Lahan gambut, seringkali dianggap sebagai lahan marginal yang tidak produktif, menyimpan rahasia besar yang dapat menentukan nasib planet kita.
Sebagai endapan organik yang terbentuk dari sisa-sisa tumbuhan yang membusuk dalam kondisi basah selama ribuan tahun, lahan gambut menjadi gudang karbon terbesar di dunia.
Namun, keseimbangan alam ini rentan terhadap gangguan manusia. Pencemaran udara, air, dan tanah akibat aktivitas industri dan domestik telah merusak ekosistem dan mengancam keberlangsungan hidup banyak spesies.
Selain itu, penggundulan hutan secara besar-besaran untuk kepentingan pertanian, perkebunan, dan pembangunan telah menyebabkan hilangnya habitat bagi flora dan fauna.
Dampak dari kerusakam lahan gambut telah menyebabkan pemanasan global, yang berdampak pada perubahan iklim ekstrem dan naiknya permukaan air laut.
Di sisi lain, lahan gambut sehat sangat berperan sebagai karbon sink, menyerap dan menyimpan karbon dioksida (CO2) dari atmosfer dalam jumlah yang sangat besar.
Proses pembentukan gambut yang lambat membuat karbon tersimpan dalam jangka waktu yang lama, jauh lebih lama dibandingkan hutan tropis di lahan mineral.

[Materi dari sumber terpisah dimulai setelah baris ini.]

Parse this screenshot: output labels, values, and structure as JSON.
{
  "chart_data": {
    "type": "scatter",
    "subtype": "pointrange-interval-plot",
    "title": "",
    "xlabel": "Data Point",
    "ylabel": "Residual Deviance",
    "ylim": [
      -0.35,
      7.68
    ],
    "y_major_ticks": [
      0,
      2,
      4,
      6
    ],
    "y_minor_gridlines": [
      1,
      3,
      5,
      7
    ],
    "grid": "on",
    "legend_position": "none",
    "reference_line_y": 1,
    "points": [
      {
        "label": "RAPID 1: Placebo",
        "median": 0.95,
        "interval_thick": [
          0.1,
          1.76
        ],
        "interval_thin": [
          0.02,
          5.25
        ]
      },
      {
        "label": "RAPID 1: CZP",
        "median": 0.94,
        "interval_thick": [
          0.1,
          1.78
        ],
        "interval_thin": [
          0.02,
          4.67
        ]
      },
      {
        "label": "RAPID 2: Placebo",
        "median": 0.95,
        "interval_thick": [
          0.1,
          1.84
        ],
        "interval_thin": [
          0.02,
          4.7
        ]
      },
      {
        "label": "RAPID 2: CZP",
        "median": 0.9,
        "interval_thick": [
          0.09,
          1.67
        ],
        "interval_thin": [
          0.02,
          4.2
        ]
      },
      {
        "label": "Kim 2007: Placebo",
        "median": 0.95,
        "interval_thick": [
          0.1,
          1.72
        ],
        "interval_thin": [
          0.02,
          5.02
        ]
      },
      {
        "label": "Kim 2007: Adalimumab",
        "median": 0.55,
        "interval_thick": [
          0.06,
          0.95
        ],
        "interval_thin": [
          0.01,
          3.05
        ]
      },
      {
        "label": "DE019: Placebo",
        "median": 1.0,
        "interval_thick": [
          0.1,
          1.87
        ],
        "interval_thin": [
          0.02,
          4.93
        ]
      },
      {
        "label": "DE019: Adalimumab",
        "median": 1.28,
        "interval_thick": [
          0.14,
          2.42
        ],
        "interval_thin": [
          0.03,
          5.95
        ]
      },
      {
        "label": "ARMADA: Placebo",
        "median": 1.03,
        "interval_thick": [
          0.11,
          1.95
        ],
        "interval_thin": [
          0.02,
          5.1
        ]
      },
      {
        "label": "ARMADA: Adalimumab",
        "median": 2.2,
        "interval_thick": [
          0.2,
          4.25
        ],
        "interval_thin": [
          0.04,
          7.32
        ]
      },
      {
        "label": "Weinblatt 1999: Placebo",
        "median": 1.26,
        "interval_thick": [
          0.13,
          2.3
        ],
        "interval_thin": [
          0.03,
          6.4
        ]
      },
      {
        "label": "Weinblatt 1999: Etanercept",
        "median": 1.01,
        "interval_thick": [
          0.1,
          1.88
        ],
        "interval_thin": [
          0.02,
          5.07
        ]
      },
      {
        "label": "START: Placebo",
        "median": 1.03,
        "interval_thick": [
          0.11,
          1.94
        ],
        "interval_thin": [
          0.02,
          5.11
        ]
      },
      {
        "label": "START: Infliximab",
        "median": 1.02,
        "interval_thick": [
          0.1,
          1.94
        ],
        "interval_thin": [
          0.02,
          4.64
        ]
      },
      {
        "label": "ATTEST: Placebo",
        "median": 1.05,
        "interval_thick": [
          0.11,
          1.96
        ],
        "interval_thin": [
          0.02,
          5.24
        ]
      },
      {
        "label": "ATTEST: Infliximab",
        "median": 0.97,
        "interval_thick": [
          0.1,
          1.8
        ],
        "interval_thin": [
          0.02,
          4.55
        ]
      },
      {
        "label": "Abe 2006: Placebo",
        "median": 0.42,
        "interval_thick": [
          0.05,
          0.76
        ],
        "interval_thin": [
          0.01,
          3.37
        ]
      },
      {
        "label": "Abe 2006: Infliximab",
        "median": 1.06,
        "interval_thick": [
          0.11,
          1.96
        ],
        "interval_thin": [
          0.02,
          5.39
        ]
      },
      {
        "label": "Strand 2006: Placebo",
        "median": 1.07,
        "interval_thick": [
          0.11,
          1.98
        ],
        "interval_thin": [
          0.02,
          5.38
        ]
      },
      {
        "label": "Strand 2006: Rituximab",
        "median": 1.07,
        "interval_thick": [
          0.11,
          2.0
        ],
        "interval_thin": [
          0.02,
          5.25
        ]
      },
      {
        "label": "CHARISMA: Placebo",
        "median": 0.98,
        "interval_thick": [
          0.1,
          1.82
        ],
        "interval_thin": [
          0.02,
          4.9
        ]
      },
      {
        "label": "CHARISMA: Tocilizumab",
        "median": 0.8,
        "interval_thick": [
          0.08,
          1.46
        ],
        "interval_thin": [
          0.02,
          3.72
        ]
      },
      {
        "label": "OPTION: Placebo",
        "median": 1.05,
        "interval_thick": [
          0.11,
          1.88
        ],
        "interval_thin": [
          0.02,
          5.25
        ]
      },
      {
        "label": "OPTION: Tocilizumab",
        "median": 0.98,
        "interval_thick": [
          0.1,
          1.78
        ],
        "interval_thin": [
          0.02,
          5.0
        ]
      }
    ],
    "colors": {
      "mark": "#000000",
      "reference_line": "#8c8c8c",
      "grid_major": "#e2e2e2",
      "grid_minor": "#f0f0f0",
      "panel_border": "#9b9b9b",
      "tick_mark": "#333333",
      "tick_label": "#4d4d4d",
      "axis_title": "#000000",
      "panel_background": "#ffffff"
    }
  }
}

Dengan demikian, lahan gambut menjadi benteng pertahanan alami melawan perubahan iklim.
Sayangnya, dalam beberapa dekade terakhir, lahan gambut di seluruh dunia, termasuk Indonesia, mengalami degradasi yang signifikan.
Konversi lahan gambut menjadi lahan pertanian, perkebunan, atau pemukiman, serta kebakaran hutan yang sering terjadi, menyebabkan kerusakan parah pada ekosistem gambut.
Ketika lahan gambut dikeringkan dan teroksidasi, karbon yang tersimpan di dalamnya akan terlepas ke atmosfer sebagai CO2, mengubah lahan gambut dari karbon sink menjadi sumber emisi karbon terbesar.